Over the past 10 years, LUCSUS has been a leading global Centre for sustainability at Lund University. We have evolved in the context of an increasing global awareness of the relationship between society and global environmental change, and the impact that these changes have meant for the most vulnerable people and ecosystems around the globe. The history of LUCSUS is important in understanding how developing interdisciplinary research and teaching on environment and development has contributed to current scientific understanding on sustainability, resilience and development.

Our centre has brought together different disciplines across Lund University, and evolved into a space where people engage in critical and empirical work on developing new frameworks on sustainability and identifying new areas of integration to better understand the environment-development nexus.

How do we work now?
We are working on a broad spectrum of interdisciplinary science on climate and land use change, and on the politics of water, energy and forestry, and on development and urban governance, resilience and adaptation.

I would say that we are unique in the way that we use common approaches, methodologies and tools of assessment to better understand the environment-development linkages. We focus on the perspective of justice, rights and development, and policy in relation to integrating social and natural sciences within the research and teaching. What defines our staff is their common approach to research and learning, and importantly to a collegiate leadership and working environment.

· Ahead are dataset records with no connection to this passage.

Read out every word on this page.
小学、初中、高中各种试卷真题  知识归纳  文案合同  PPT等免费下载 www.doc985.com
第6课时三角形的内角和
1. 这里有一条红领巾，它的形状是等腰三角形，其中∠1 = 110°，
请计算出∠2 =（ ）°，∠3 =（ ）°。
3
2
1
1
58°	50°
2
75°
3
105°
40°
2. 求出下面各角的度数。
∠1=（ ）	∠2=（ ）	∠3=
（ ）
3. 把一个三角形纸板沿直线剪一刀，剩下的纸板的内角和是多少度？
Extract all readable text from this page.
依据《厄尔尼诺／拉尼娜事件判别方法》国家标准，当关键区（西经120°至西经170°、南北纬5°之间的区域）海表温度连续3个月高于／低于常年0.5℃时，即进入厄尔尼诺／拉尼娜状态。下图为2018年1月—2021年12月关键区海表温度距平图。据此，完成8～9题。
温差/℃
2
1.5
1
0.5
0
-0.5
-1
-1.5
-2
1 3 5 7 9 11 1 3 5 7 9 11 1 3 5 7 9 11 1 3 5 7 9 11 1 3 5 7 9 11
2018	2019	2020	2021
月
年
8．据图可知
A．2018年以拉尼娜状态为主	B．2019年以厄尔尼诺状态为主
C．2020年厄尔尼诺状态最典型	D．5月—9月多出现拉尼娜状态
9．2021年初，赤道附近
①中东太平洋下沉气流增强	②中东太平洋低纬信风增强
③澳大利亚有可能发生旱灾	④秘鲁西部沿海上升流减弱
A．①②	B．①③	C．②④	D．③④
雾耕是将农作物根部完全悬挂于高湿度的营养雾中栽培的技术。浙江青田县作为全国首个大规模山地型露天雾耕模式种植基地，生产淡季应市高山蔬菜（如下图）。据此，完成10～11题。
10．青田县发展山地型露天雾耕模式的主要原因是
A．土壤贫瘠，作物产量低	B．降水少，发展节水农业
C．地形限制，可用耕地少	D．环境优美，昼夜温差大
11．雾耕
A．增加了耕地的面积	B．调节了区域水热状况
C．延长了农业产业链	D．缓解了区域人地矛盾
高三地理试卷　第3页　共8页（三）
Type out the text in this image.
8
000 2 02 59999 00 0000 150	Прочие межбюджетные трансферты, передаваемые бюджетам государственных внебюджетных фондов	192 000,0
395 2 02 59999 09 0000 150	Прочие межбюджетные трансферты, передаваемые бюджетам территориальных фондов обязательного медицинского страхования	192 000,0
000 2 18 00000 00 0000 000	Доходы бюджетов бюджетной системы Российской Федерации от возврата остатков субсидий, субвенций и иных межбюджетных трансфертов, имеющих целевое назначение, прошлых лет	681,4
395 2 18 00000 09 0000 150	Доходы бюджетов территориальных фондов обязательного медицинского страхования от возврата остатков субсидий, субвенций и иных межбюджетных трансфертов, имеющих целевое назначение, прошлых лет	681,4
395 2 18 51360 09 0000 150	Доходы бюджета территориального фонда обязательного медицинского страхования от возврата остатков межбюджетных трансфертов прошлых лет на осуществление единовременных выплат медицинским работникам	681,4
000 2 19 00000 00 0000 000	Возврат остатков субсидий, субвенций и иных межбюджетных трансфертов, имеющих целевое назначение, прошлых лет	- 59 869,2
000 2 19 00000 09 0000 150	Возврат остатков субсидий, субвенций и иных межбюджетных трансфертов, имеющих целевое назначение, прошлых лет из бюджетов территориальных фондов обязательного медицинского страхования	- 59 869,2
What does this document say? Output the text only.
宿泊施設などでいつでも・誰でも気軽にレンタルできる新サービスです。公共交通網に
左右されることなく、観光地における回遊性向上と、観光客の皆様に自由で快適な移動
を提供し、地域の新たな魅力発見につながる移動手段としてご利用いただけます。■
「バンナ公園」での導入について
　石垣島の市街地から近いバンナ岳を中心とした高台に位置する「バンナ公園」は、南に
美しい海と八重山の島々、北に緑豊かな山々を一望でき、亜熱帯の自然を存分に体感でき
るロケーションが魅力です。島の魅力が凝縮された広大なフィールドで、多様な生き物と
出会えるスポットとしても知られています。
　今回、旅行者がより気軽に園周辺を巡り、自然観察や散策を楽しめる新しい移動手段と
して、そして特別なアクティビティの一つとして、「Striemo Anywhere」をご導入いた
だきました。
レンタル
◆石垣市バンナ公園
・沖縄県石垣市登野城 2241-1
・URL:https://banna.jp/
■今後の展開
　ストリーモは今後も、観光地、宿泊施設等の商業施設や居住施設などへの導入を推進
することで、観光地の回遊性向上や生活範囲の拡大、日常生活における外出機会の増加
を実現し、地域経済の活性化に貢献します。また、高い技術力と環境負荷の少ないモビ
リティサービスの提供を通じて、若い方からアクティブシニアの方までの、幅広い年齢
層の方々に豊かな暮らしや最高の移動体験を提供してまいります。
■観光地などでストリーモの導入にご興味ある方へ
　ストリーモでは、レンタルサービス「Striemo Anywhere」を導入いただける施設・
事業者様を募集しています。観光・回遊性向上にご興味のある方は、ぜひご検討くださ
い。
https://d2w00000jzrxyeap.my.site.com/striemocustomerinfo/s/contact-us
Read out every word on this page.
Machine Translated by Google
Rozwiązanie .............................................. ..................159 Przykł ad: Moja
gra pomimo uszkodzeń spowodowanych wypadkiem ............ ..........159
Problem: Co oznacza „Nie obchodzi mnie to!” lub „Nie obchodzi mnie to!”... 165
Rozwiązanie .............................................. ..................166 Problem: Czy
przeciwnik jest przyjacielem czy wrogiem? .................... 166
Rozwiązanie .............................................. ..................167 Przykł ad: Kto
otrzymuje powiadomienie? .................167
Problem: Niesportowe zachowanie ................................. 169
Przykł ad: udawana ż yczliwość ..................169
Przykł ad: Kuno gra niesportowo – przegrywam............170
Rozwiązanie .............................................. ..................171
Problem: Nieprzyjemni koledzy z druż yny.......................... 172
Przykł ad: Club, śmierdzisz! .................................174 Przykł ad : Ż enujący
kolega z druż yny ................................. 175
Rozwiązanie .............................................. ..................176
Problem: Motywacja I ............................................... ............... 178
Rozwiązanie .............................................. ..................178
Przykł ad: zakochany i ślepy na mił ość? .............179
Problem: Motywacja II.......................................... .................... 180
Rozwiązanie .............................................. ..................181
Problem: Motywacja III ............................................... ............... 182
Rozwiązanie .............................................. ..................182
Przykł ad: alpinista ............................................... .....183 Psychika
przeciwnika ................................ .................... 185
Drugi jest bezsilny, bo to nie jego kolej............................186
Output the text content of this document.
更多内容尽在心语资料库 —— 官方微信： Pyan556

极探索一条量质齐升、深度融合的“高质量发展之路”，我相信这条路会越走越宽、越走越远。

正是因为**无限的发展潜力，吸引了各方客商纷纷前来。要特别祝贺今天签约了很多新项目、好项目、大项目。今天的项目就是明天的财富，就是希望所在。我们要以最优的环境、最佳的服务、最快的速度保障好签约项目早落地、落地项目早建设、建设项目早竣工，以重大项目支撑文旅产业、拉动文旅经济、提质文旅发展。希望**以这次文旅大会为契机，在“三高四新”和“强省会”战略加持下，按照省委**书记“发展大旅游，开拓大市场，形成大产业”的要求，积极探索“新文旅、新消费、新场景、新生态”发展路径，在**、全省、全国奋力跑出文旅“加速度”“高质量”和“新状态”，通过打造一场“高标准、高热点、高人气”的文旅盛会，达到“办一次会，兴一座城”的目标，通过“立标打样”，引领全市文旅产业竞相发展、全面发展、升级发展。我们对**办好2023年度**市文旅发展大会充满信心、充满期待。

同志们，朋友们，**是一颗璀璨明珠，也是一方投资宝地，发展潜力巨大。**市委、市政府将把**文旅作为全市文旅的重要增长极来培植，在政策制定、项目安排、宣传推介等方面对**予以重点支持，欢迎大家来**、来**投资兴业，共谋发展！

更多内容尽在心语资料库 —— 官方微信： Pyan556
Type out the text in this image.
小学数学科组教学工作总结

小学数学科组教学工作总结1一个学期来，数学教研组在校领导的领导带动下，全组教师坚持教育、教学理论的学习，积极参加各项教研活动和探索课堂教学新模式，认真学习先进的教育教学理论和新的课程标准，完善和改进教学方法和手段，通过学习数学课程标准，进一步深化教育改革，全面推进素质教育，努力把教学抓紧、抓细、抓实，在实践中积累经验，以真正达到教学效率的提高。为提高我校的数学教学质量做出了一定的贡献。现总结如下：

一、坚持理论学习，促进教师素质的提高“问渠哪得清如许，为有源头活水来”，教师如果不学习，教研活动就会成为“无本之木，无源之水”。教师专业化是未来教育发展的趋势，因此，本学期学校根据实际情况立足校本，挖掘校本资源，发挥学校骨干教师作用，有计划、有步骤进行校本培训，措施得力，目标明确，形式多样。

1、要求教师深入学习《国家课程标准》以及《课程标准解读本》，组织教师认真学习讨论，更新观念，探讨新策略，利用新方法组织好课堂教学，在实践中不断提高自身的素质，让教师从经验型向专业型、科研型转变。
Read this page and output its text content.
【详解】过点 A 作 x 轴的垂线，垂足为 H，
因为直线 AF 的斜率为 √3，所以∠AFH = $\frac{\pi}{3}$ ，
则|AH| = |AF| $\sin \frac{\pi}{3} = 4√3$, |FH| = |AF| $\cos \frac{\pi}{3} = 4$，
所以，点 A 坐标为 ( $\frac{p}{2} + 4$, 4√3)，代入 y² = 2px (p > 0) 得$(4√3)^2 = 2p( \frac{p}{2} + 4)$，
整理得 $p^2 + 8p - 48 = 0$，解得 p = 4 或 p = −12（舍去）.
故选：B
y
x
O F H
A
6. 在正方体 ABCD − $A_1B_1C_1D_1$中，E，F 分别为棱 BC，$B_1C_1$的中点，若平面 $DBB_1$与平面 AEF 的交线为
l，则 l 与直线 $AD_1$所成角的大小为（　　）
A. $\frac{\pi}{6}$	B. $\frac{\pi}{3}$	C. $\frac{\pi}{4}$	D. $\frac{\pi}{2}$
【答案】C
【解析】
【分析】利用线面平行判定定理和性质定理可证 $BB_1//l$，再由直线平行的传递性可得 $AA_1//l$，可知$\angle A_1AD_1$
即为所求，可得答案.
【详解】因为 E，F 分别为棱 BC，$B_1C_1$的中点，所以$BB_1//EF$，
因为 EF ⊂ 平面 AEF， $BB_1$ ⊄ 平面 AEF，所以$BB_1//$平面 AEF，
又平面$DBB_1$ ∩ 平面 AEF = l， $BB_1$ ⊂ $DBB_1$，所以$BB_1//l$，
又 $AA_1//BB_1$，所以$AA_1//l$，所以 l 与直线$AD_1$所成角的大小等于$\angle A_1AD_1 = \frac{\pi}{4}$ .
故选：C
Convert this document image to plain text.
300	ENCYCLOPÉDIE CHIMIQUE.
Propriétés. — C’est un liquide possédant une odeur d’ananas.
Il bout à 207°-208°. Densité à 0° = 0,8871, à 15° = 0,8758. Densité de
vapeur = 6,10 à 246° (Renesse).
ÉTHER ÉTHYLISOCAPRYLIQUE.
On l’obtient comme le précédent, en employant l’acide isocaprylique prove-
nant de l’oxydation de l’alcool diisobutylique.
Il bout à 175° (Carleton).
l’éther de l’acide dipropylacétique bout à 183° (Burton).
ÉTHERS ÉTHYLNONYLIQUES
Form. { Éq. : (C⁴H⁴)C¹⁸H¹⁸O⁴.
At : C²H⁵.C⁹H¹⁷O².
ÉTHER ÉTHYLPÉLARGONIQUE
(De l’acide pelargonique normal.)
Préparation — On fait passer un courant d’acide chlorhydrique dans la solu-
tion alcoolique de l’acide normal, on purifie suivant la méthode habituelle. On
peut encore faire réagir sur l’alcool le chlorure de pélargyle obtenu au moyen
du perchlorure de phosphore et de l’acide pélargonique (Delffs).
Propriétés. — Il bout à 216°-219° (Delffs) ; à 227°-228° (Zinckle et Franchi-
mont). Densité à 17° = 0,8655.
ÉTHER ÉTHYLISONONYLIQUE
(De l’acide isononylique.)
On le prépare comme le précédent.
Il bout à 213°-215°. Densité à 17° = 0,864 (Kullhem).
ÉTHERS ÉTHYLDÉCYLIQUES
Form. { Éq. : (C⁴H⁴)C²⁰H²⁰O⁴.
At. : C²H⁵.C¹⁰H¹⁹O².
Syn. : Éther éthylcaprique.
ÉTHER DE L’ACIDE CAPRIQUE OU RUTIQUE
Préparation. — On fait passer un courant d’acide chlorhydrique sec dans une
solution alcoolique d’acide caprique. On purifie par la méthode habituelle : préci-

Our researchers work across multiple scales: on how individuals and communities understand what climate change means to them and their livelihoods, how global structures enhance or limit sustainable development actions, or how policy drivers influence environmental change in ways that are harmful to important ecosystem services. Our focus is on contributing to impact, for example by explaining why forest carbon markets don’t work for the poor, or why we need to think about whether climate change actions will be more effective if adaptation is thought about as a societal and political issue, and not just a technological or scientific one.

As a centre, we actively engage with global scientific processes such as the Intergovernmental Panel on Climate Change (IPCC) and Intergovernmental Process on Ecosystems and Biodiversity (IPBES). We also extend our policy impact through close collaboration with the Earth System Governance (ESG) Programme.

What about the future?
The work of sustainability scientists is now juxtaposed against global discourse around separation, protectionism and ‘alternative facts’. It has never been more important to demonstrate the role of responsible leadership in the work on sustainability and adhere to core values, to seek new knowledge, build ethical norms and rigorous methodologies, and tackle issues of inequality, gender, diversity and inclusion.

From LUCSUS’ side we will take an active stand on these issues. We will continue to engage critically with new questions and solutions on how societies address these critical global issues. We will also continue to strengthen positive partnerships with existing networks and create new ones going forward into the future.